The coachman only replied by swearing like a trooper, and whipping up his jaded horses. Then, keeping close to the wall, he strained his eyes in trying to read the numbers of the houses, by the aid of his carriage lamps.
After some moments, the coach again stopped. “I have passed No. 50, and here is a little door with a portico,” said the coachman. “Is that the one?”
“Yes,” said the voice. “Now go forward some twenty yards, and then stop.”
“Well!
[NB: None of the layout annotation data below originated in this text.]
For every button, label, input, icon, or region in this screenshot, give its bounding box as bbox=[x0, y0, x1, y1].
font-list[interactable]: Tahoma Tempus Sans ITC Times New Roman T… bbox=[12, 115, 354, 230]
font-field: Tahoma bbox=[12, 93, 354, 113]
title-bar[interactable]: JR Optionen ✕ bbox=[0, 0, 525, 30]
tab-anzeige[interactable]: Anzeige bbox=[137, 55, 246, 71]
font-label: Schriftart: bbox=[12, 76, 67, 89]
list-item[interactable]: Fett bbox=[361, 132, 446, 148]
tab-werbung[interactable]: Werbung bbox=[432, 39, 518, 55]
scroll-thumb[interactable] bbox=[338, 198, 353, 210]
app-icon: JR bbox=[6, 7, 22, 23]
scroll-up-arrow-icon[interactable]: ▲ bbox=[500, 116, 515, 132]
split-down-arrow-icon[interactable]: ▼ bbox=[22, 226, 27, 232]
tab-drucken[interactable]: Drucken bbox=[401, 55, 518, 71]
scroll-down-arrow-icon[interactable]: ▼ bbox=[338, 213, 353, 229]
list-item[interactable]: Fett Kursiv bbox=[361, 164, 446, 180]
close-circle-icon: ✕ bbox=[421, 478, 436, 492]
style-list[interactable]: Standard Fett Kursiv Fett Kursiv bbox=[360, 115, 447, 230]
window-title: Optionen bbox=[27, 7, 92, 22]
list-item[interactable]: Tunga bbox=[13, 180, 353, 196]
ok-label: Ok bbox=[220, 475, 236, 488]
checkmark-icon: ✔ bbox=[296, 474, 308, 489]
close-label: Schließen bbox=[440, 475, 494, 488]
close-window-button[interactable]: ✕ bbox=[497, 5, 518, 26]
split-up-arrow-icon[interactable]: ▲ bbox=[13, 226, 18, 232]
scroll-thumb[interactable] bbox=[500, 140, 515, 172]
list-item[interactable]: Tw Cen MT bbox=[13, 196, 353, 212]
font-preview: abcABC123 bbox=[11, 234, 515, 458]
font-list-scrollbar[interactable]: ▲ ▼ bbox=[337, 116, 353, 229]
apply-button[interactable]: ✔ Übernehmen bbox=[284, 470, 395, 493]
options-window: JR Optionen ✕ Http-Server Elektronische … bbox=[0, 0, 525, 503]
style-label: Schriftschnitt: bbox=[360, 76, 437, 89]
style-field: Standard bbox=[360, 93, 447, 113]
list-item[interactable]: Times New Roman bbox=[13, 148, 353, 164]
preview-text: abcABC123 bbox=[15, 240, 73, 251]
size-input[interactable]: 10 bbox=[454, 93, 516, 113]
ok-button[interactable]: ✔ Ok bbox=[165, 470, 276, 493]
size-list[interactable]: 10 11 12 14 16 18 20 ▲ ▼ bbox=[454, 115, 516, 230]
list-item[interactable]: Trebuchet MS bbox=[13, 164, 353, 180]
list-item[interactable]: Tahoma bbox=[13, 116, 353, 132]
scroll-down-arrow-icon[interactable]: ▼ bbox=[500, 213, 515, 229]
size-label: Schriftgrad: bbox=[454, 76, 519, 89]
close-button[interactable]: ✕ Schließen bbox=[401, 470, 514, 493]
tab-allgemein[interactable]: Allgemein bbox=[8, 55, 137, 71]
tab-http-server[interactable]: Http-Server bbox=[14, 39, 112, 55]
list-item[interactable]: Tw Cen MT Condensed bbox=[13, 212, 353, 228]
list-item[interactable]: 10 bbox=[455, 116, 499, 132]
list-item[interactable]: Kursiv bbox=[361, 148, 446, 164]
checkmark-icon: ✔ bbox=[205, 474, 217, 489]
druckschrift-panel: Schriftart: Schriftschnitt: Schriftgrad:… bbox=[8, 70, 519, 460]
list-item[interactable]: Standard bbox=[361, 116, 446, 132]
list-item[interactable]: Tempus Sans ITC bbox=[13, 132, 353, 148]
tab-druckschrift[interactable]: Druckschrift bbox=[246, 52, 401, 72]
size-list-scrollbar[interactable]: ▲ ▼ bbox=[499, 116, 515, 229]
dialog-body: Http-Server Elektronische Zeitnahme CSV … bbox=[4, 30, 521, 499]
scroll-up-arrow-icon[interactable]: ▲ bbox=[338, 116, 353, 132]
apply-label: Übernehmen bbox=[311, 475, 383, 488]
I never—”
“Then get down from your box, and give twice three knocks at the little door we have just passed — you understand me? — twice three knocks.”
“Is that all you give me to drink?” cried the exasperated coachman.
“When you have taken me back to the Faubourg Saint-Germain, where I live, you shall have something handsome, if you do but manage matters well.”
“Ha! now the Faubourg Saint-Germain! Only that little bit of distance!” said the driver, with repressed rage. “And I who have winded my horses, wanted to be on the boulevard by the time the play was out. Well, I’m blowed!” Then, putting a good face on his bad luck, and consoling himself with the thought of the promised drink-money, he resumed: “I am to give twice three knocks at the littl
e door?”
“Yes; three knocks first — then pause — then three other knocks. Do you understand?”
“What next?”
“Tell the person who comes, that he is waited for, and bring him here to the coach.”
“The devil burn you!” said the coachman to himself, as he turned round on the box, and whipped up his horses, adding: “this crusty old Dutchman has something to do with Free-masons, or, perhaps, smugglers, seeing we are so near the gates. He deserves my giving him in charge, for bringing me all the way from the Rue de Vaugirard.”
At twenty steps beyond the little door, the coach again stopped, and the coachman descended from the box to execute the orders he had received. Going to the little door, he knocked three times; then paused, as he had been desired, and then knocked three times more. The clouds, which had hitherto been so thick as entirely to conceal the disk of the moon, just then withdrew sufficiently to afford a glimmering light, so that when the door opened at the signal, the coachman saw a middle-sized person issue from it, wrapped in a cloak, and wearing a colored cap.
This man carefully locked the door, and then advanced two steps into the street. “They are waiting for you,” said the coachman; “I am to take you along with me to the coach.”
Preceding the man with the cloak, who only answered him by a nod, he led him to the coach-door, which he was about to open, and to let down the step, when the voice exclaimed from the inside: “It is not necessary. The gentleman may talk to me through the window. I will call you when it is time to start.”
“Which means that I shall be kept here long enough to send you to all the devils!” murmured the driver. “However, I may as well walk about, just to stretch my legs.”
So saying, he began to walk up and down, by the side of the wall in which was the little door. Presently he heard the distant sound of wheels, which soon came nearer and nearer, and a carriage, rapidly ascending the slope, stopped on the other side of the little garden-door.